We find out about the new Budget measures in India just released by the Indian government.
In fact, India's seasoned finance minister, Pranab Mukherjee, presented the Budget (a programmatic instrument of the Government of India that defines the development policies mapped out for the short to medium term, it is an equivalent of our budget) for the coming financial year 2011/12.
Several goals have been set: strengthening and consolidating the country's growth, which is to be done in a more balanced way, containing the public deficit, supporting the weaker social classes, and increasing tax revenues. According to the new Budget, Mukherjee projected GDP growth above 9% for 2011/2012, and a narrowing of the deficit from this year's 5.1% to 4.6%, mainly due to tax revenues. The Indian minister also assumed a lower-than-expected debt plan, thanks to deficit containment at lower and lower rates for the next 3 years.
The government, for the growth of the Indian economy, relies primarily on growth in the agricultural and infrastructure sectors. Sustainable growth must be based primarily on these two sectors, which are considered vital to the country's economy.Improved agricultural production and infrastructure would improve the country's productivity in the medium and long term, ensuring a reduction in inflation.
Specifically, in order to boost the agricultural sector (to realize the severity of the problem, one only has to consider that on the food front, inflation is reaching double digits), the government has developed the RKVY (Rashtriya Krishi Vikas Yojana, or National Agriculture Development Program), a plan of primary importance in the Budget, the purpose of which is to ensure low-priced grain purchases for the poorest through the allocation of an amount of 78.6 billion Indian Rupees (1.3 billion Euros) compared to 67.5 in 2010/11. Some 450 million Indians in India live below the poverty line on little more than a dollar a day.The measures undertaken are therefore intended to help the poorer sections of the population through an increase in social spending of 17% and a series of subsidized loans for agriculture. To this end, the government plans to attract capital investment for the improvement of this industry and strengthen the food preservation industry.
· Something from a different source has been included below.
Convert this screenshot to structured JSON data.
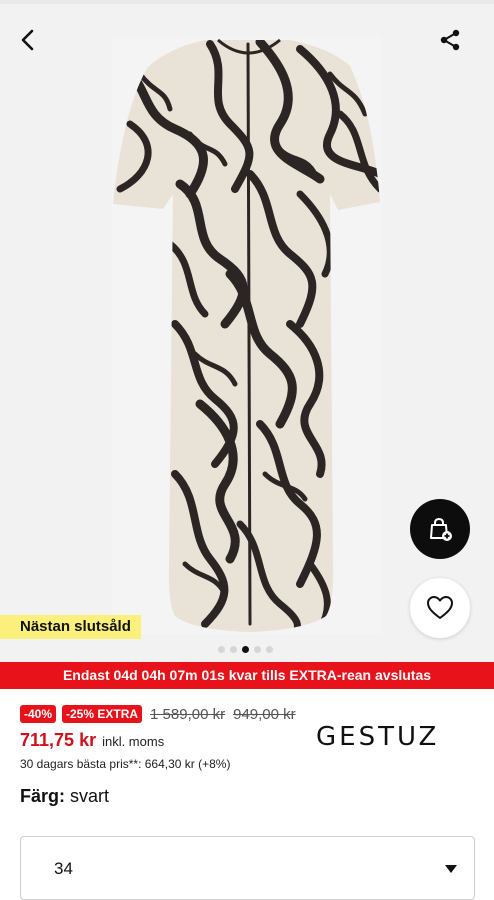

Another objective of New Delhi, the improvement of infrastructure, a sector considered absolutely essential and destined to play a key role in the country's development and economic growth. The amount allocated is equivalent to 2.140 trillion Indian Rupees (€35.6 billion), 23.3% higher than the amount allocated to the sector in 2010-11. This figure represents 48.5% before expenditures under the Budget. The government intends to attract investment to the sector by incentivizing foreign private capital for faster project execution. To incentivize foreign investors, the tax with interest payment on loans from these funds has been reduced to a rate of 5% from the current 20%.
Investments are also made in banking, cement, petroleum, energy, automobiles, pharmaceuticals, education (for which 24.5% more was invested than last year), the financial sector (some changes in the Banking Regulatory Act for the issuance of new bank licenses). The other measures also include an increase in FIIs (Foreign Institutional Investor) from US$5 billion to US$25 billion (€18 billion), which can also be invested in unlisted bonds for a period of three years: this measure is mainly aimed at facilitating the liberalization process of FDI (Foreign Direct Investment).
The Budget also aims to foster and improve export efficiency, and from a tax perspective, the changes will include the adoption of a Direct Tax Code that will be effective April 1, 2012, the increase in MAT (Minimum Alternative Tax) which has been raised from 18% to 18.5% but does not adversely affect businesses, and the lowering of Corporate Tax from 7.5% to 5%.